Early recurrences of atrial tachyarrythmias (ERAT) after pulmonary vein isolation (PVI) are common. While many correlate to late recurrences (LR), some do not. The impact of ERAT timing is difficult to assess with non-invasive holter monitoring due to undersampling. The recommended duration of the blanking period (BP) was recently shortened from 90 days to 8 weeks. To evaluate the impact of ERAT timing after PVI and the effect of a shorter BP, using implantable cardiac monitors (ICM) for continuous rhythm monitoring. This is a prespecified substudy of the COMPARE-CRYO study, which enrolled patients with paroxysmal atrial fibrillation undergoing cryoballoon ablation. All patients underwent ICM implantation and the BP duration was 90 days. A total of 5285 ERAT episodes occurred in 117/201 patients (58%). Freedom from LR was 82% vs. 37% in patients without vs. with ERAT (p<0.001). When patients were classified according to their last episode of ERAT occurring between days 0-30, 31-60 and 61-90, freedom from LR was 60%, 56% and 11% (p<0.001).

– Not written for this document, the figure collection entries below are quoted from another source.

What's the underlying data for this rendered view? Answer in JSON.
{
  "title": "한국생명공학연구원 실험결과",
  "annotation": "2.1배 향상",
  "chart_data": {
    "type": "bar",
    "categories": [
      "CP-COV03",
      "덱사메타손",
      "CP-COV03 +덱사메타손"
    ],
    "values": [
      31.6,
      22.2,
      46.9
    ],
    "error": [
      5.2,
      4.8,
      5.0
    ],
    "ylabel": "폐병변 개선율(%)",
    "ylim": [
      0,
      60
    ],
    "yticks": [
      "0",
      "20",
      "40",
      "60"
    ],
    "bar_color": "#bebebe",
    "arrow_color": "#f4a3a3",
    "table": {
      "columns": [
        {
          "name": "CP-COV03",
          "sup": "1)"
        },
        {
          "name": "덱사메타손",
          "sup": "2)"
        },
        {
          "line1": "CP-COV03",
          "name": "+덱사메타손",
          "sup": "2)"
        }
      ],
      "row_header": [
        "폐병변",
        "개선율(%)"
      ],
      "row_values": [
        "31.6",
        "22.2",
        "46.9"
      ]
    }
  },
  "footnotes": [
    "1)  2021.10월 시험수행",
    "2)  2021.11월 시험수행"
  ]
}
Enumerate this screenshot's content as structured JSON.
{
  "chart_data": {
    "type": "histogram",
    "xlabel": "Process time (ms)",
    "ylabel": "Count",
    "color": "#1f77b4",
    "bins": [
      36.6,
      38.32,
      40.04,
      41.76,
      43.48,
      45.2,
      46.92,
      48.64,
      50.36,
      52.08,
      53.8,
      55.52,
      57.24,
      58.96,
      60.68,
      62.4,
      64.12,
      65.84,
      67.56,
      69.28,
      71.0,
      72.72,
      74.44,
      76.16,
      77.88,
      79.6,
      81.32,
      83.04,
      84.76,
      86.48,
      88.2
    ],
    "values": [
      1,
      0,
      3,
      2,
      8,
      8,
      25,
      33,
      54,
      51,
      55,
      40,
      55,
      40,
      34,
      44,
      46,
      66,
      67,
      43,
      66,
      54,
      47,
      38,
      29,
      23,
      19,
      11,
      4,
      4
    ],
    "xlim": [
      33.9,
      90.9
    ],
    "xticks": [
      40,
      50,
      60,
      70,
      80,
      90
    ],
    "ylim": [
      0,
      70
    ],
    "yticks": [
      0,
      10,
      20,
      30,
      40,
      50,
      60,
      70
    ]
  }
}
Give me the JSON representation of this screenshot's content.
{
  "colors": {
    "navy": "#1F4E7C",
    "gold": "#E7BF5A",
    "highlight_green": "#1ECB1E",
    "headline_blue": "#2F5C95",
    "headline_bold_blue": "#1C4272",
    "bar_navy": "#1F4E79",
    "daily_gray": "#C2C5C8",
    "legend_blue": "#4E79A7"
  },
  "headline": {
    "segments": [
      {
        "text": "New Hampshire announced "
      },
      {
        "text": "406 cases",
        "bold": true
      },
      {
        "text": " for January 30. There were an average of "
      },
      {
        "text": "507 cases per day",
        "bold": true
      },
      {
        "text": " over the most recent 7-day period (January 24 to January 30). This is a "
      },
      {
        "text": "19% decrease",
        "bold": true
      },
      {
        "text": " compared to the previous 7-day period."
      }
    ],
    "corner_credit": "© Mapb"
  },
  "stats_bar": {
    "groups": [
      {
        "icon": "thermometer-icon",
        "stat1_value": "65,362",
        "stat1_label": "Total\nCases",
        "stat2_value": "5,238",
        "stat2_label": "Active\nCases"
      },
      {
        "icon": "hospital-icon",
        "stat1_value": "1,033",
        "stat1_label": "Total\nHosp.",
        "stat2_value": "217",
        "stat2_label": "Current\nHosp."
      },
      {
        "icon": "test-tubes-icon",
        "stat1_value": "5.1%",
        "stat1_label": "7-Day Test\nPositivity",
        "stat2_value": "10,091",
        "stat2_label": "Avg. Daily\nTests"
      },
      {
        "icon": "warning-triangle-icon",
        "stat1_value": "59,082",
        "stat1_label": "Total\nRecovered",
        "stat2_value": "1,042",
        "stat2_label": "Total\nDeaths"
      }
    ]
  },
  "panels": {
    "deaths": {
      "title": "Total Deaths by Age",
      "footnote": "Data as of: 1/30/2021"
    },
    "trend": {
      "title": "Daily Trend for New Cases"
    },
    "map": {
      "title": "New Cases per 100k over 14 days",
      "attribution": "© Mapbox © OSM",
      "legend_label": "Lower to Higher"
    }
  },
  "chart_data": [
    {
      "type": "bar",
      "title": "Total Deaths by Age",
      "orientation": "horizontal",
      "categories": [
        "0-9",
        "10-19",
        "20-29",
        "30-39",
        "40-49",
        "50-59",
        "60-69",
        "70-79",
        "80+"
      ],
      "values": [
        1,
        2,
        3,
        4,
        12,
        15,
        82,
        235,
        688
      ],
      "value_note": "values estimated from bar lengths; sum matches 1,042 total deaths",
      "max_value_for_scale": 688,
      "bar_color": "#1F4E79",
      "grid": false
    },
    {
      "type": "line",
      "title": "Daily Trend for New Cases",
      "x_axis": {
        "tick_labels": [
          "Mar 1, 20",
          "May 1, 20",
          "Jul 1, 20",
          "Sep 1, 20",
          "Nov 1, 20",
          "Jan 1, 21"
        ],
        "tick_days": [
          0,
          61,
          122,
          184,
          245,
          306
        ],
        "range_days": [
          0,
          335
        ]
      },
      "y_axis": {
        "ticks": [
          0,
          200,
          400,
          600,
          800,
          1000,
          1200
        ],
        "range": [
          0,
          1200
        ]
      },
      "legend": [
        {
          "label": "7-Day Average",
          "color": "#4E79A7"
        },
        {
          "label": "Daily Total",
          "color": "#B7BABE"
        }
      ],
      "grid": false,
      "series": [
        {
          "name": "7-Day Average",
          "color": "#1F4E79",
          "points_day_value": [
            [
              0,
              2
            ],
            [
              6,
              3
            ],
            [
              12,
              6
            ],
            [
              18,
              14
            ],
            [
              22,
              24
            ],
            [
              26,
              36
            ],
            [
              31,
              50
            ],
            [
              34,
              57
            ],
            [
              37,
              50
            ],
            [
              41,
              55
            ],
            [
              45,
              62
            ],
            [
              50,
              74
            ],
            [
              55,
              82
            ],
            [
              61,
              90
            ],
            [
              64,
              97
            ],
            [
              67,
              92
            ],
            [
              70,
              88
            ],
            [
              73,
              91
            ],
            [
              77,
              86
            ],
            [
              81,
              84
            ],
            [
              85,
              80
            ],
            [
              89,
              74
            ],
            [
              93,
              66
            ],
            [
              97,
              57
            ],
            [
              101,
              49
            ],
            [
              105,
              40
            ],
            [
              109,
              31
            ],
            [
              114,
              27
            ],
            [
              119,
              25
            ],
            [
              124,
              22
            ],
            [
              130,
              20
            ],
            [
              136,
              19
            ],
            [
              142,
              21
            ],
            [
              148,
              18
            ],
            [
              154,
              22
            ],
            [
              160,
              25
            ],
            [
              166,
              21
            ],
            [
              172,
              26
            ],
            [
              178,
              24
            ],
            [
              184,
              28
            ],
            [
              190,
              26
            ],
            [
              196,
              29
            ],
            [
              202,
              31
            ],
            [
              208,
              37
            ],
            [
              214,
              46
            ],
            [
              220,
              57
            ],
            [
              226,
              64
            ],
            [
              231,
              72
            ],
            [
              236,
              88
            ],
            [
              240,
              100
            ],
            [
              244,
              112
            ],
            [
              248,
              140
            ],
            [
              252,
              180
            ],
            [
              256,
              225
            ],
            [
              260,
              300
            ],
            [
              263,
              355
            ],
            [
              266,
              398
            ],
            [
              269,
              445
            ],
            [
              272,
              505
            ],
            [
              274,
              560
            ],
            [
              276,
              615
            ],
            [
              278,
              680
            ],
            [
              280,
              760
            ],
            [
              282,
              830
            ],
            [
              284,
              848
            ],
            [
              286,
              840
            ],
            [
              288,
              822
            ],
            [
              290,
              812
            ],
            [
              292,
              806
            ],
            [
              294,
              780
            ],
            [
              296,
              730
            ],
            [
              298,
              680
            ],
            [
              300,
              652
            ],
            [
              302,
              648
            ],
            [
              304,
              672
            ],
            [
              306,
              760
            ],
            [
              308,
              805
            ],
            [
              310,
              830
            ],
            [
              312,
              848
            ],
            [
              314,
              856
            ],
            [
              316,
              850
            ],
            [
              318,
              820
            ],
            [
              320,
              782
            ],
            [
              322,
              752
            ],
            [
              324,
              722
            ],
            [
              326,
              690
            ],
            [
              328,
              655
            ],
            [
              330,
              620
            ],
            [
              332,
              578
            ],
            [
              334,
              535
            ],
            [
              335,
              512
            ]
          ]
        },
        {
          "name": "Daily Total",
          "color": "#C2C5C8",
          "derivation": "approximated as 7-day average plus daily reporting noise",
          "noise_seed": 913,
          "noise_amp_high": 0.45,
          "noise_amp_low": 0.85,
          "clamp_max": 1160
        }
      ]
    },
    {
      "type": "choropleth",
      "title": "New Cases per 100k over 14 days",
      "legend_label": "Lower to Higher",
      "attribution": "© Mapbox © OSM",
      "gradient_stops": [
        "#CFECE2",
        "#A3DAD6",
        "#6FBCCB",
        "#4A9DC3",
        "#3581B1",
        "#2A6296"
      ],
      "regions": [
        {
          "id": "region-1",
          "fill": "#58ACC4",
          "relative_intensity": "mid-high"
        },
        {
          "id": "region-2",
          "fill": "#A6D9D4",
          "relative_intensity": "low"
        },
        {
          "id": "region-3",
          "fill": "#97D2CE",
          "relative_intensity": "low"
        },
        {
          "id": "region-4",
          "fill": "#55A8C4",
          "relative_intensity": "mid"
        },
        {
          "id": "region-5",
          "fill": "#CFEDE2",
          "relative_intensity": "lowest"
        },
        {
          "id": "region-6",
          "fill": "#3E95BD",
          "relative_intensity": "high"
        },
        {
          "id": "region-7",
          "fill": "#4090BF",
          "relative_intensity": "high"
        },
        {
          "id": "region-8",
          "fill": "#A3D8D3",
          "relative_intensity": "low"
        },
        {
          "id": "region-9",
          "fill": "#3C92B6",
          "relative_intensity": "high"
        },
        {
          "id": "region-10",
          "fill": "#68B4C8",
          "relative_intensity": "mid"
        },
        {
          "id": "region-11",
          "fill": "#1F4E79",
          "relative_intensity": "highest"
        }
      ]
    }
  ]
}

Seven of the 201 patients (3.4%) had AF recurrence in the third month after ablation, but not between days 91-365, which reclassifies them from ablation success to ablation failure with the shortened 8-week BP. ERAT after PVI is common. The presence of ERAT in the third month after PVI was highly predictive for ablation failure, supporting the shortening of the BP duration to 8 weeks, however, the shorter BP reclassifies 3.4% of the patients to ablation failure instead of ablation success.